Values & Beliefs Series: What are Values?

Close-up of handwritten notes exploring family values and related ideas.

The quiet drivers behind our choices

When people talk about “living by their values”, it can sound a bit lofty, almost like something reserved for motivational posters or leadership retreats. But values are far more down-to-earth than that. They are simply the things that matter most to us, the quiet drivers that shape our choices even when we are not consciously aware of them.

Think about it this way. Imagine two people who are both offered the same job in another city. One of them accepts immediately because they see adventure, growth, and career success as most important. The other one hesitates, weighing up how the move would affect their children’s schooling, their ageing parents, and the community they have built over the years. Neither choice is better or worse, but the pull behind each decision comes from different values. For one, it is ambition and achievement, for the other, it is family and belonging. Values can show up in the smallest of ways too. If honesty is something you deeply value, you might find it impossible to let a little white lie slide, even when it would make life easier. If kindness is at your core, you might be the one who stops to help a stranger change a tyre, even though you are late for an appointment. If freedom is a guiding principle, you may struggle in environments where rules and routines feel suffocating, even if they come with security or status.

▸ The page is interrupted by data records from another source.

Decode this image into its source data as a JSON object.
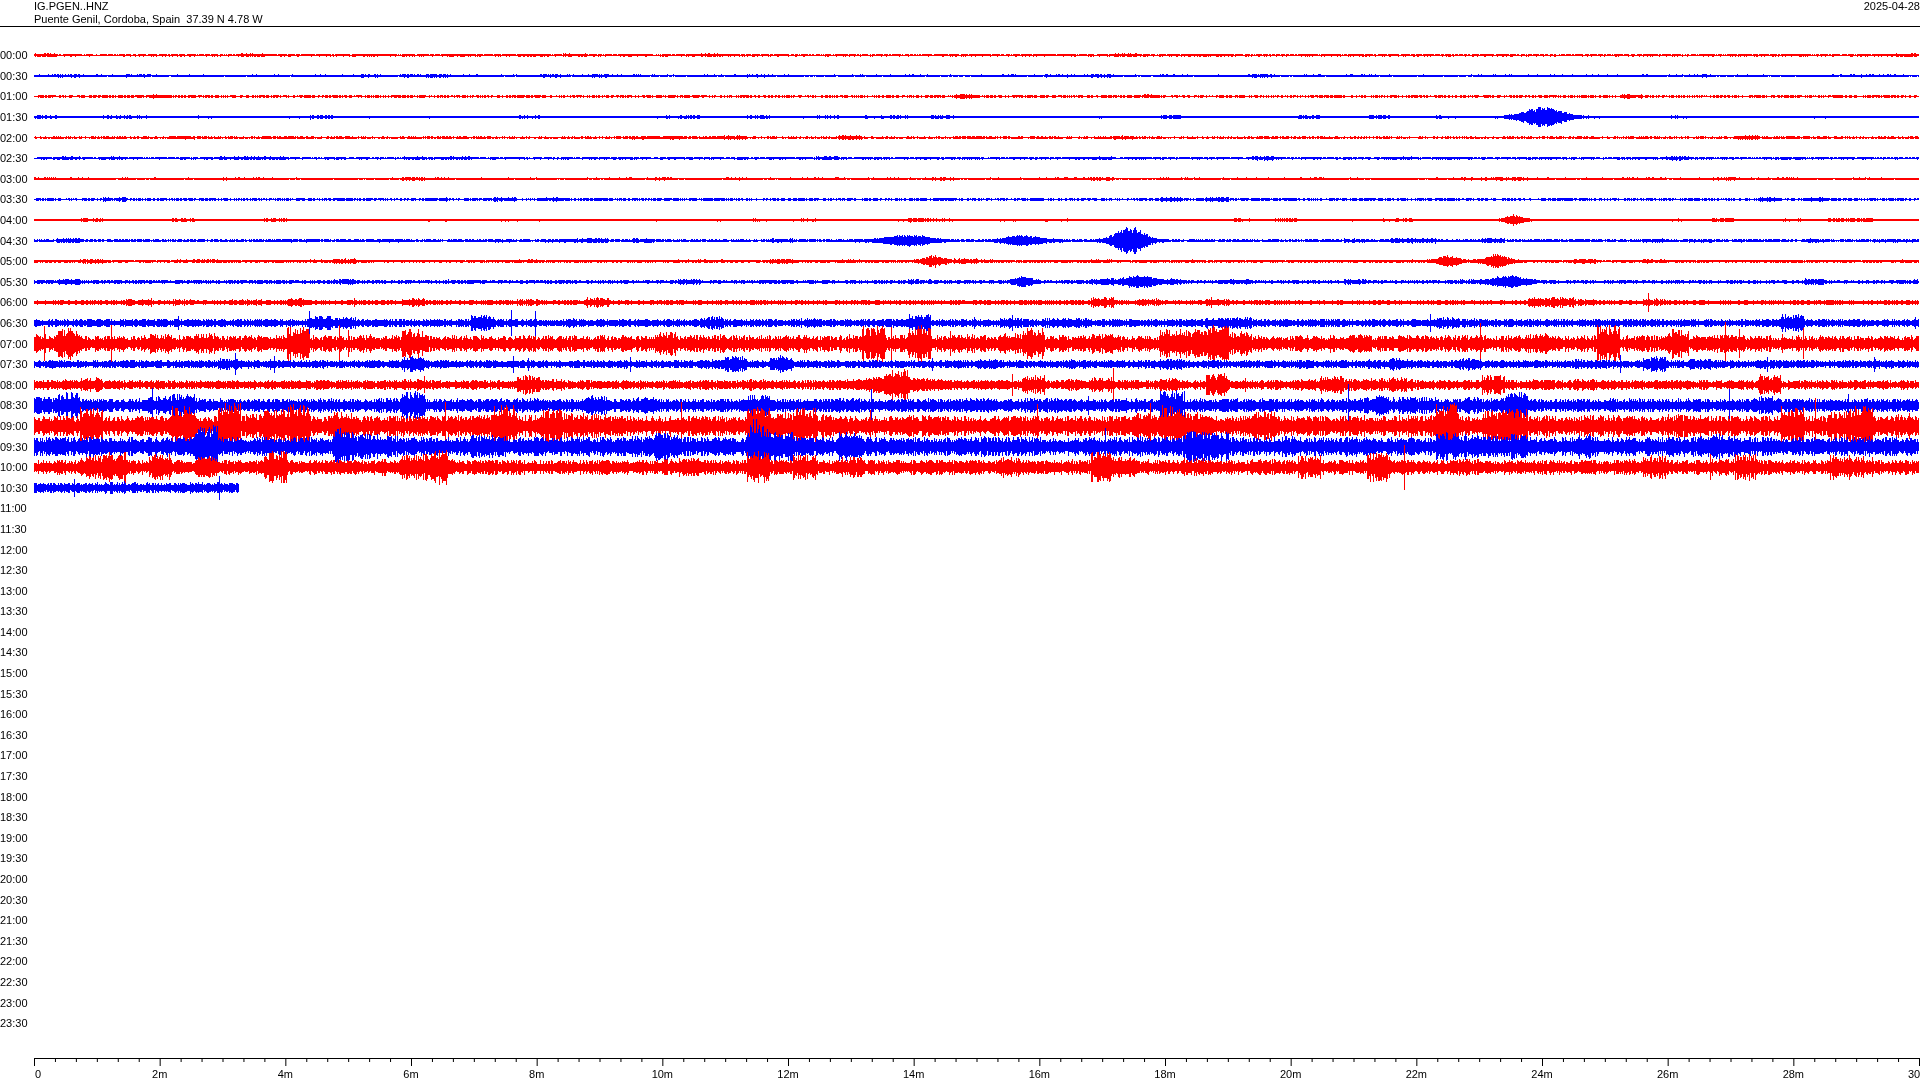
{
  "header": {
    "station": "IG.PGEN..HNZ",
    "location": "Puente Genil, Cordoba, Spain  37.39 N 4.78 W",
    "date": "2025-04-28"
  },
  "rows": [
    {
      "label": "00:00",
      "color": "#ff0000"
    },
    {
      "label": "00:30",
      "color": "#0000ff"
    },
    {
      "label": "01:00",
      "color": "#ff0000"
    },
    {
      "label": "01:30",
      "color": "#0000ff"
    },
    {
      "label": "02:00",
      "color": "#ff0000"
    },
    {
      "label": "02:30",
      "color": "#0000ff"
    },
    {
      "label": "03:00",
      "color": "#ff0000"
    },
    {
      "label": "03:30",
      "color": "#0000ff"
    },
    {
      "label": "04:00",
      "color": "#ff0000"
    },
    {
      "label": "04:30",
      "color": "#0000ff"
    },
    {
      "label": "05:00",
      "color": "#ff0000"
    },
    {
      "label": "05:30",
      "color": "#0000ff"
    },
    {
      "label": "06:00",
      "color": "#ff0000"
    },
    {
      "label": "06:30",
      "color": "#0000ff"
    },
    {
      "label": "07:00",
      "color": "#ff0000"
    },
    {
      "label": "07:30",
      "color": "#0000ff"
    },
    {
      "label": "08:00",
      "color": "#ff0000"
    },
    {
      "label": "08:30",
      "color": "#0000ff"
    },
    {
      "label": "09:00",
      "color": "#ff0000"
    },
    {
      "label": "09:30",
      "color": "#0000ff"
    },
    {
      "label": "10:00",
      "color": "#ff0000"
    },
    {
      "label": "10:30",
      "color": "#0000ff"
    },
    {
      "label": "11:00"
    },
    {
      "label": "11:30"
    },
    {
      "label": "12:00"
    },
    {
      "label": "12:30"
    },
    {
      "label": "13:00"
    },
    {
      "label": "13:30"
    },
    {
      "label": "14:00"
    },
    {
      "label": "14:30"
    },
    {
      "label": "15:00"
    },
    {
      "label": "15:30"
    },
    {
      "label": "16:00"
    },
    {
      "label": "16:30"
    },
    {
      "label": "17:00"
    },
    {
      "label": "17:30"
    },
    {
      "label": "18:00"
    },
    {
      "label": "18:30"
    },
    {
      "label": "19:00"
    },
    {
      "label": "19:30"
    },
    {
      "label": "20:00"
    },
    {
      "label": "20:30"
    },
    {
      "label": "21:00"
    },
    {
      "label": "21:30"
    },
    {
      "label": "22:00"
    },
    {
      "label": "22:30"
    },
    {
      "label": "23:00"
    },
    {
      "label": "23:30"
    }
  ],
  "axis": {
    "ticks": [
      "0",
      "2m",
      "4m",
      "6m",
      "8m",
      "10m",
      "12m",
      "14m",
      "16m",
      "18m",
      "20m",
      "22m",
      "24m",
      "26m",
      "28m",
      "30"
    ]
  }
}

What makes values so interesting is that most of the time we do not name them out loud, yet they influence almost everything. The frustration of a job that looks good on paper but feels soul-draining? Often, that is the clash between your work and what you truly value. The satisfaction of a conversation where you finally spoke your truth? That is a value being honoured. At different stages of life, some values naturally rise to the surface and others step back. The things that mattered most when you were younger may not be the same as what matters now. You might have chased variety and excitement in your twenties, only to find yourself longing for stability and connection later on. That does not mean your earlier values were wrong, just that they served you in a different season.

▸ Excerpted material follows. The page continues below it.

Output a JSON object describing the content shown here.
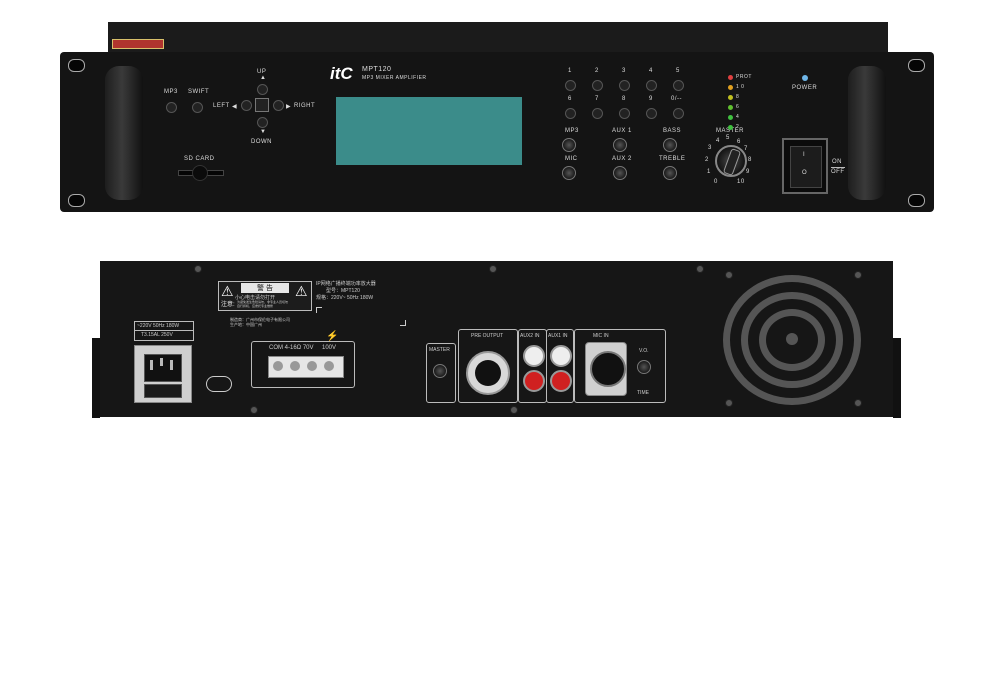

When we talk about values in coaching, it is not about labelling yourself with the “right” ones or comparing yours to someone else’s. It is about becoming aware of what drives you so you can make choices that feel aligned. Once you see them clearly, you can start noticing where life flows and where it grinds. That awareness is often the first step toward change.

This piece is the first article in a series exploring values and beliefs. Over the coming weeks, I will be diving into what beliefs are, how they differ from values, the ways limiting beliefs can hold us back, how values shift across life stages, and what it looks like to put values into action in everyday life. It is a journey of uncovering what really matters and learning how to live it more fully.